Джентри мелькали в здешних краях точно зимородки, порхнувшие сквозь стаю воробьев, копошащихся в живой изгороди. На глазах у местных жителей они проносились по деревне в своих экипажах, и дамы в развевающихся шелках и атласе прикрывались крошечными зонтиками с синельной бахромой, чтобы уберечься от загара. Зимой выезжали на псовую охоту: джентльмены – в безукоризненных красных охотничьих камзолах, леди на дамских седлах – в плотно облегавших изящные фигуры черных амазонках. «Выглядят так, будто их расплавили и залили в эти костюмы, верно?» Сырыми, туманными утрами, направляясь к месту сбора, господа пускали своих скакунов рысью, перекликаясь пронзительными голосами, которые было весело передразнивать.

Позднее в тот же день часто можно было видеть, как они несутся во весь опор по пашням, и тогда работники бросали свои орудия и забирались на полевые ворота, чтобы поглазеть на них, или останавливали упряжки, высовывались из-за плугов и, приставив рупором ладони ко рту, кричали:

– Ату, вперед, вперед, улюлю, ату!

Когда экипажи проезжали по деревне, многие женщины, идущие с колодца, ставили ведра на землю и делали реверанс, мальчики почтительно дергали себя за челку, а девочки приседали, как их учили в школе.
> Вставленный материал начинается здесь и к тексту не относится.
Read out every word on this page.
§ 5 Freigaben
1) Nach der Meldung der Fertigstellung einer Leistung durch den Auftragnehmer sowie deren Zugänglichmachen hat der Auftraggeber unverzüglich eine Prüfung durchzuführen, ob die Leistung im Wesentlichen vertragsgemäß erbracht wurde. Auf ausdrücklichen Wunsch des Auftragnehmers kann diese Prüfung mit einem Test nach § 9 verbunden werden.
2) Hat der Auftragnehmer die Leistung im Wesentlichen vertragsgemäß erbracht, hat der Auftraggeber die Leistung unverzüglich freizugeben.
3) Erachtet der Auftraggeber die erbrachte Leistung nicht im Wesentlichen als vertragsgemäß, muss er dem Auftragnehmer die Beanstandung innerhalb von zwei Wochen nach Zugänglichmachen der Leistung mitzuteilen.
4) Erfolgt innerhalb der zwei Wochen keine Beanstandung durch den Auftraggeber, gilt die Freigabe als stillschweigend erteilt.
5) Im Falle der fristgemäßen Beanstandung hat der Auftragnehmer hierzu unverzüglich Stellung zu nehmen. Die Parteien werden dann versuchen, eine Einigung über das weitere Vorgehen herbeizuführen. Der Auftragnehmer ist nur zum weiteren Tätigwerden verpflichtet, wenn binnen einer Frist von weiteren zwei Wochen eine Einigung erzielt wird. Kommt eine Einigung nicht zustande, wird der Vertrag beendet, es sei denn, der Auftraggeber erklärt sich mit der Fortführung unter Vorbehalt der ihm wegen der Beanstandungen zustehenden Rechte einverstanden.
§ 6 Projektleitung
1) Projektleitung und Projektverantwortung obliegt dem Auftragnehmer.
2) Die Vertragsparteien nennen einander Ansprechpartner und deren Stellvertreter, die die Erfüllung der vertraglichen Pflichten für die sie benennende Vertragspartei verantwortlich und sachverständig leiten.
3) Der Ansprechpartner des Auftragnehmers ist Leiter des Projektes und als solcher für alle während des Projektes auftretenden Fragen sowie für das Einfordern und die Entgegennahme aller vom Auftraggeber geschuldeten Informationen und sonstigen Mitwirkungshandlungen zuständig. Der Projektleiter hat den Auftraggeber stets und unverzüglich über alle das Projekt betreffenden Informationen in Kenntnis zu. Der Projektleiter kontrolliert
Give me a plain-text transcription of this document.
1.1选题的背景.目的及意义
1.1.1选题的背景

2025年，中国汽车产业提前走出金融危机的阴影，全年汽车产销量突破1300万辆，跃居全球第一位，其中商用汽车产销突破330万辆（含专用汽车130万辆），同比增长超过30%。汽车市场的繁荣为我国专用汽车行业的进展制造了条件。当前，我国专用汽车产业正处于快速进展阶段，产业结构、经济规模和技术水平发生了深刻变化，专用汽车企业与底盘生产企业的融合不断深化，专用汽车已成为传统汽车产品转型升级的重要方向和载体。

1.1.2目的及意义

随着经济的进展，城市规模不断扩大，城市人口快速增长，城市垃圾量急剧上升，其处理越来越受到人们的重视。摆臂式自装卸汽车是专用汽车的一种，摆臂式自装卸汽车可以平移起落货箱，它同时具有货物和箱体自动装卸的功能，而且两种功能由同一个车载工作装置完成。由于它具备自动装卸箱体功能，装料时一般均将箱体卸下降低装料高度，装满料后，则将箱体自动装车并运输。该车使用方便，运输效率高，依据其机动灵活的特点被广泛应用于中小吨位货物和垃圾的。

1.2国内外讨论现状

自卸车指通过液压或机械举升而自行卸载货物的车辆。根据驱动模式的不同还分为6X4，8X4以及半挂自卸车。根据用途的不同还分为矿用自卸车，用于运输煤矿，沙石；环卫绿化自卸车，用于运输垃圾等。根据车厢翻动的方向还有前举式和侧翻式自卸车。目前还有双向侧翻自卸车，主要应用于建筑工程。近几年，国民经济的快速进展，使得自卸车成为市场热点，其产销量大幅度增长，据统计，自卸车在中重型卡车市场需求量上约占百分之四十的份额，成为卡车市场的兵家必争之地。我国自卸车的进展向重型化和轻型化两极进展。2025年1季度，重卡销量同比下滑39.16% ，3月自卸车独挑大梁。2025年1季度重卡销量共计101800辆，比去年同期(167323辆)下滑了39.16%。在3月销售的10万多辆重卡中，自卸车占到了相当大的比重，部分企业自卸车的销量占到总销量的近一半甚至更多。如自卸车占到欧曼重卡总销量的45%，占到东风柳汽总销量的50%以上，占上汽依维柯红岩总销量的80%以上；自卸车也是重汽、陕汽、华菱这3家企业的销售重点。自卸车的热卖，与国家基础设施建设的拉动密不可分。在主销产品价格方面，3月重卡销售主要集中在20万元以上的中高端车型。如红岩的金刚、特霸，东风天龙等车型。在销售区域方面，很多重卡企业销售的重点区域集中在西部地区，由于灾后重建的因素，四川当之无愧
Лора в такие моменты ощущала неловкость, поскольку отец говорил, что, хотя он согласен, чтобы Эдмунд приветствовал каждую леди (однако весьма надеется, что сын не будет при этом дергать себя за волосы, словно за веревку звонка), но решительно возражает против того, чтобы его дочери приседали, разве что в церкви или перед королевой Викторией, если ей случится тут побывать. Мама смеялась.

– В Риме поступай как римляне, – замечала она.

– Это не Рим, – парировал отец. – Это Ларк-Райз – место, которое Господь создал из того, что осталось после сотворения мира.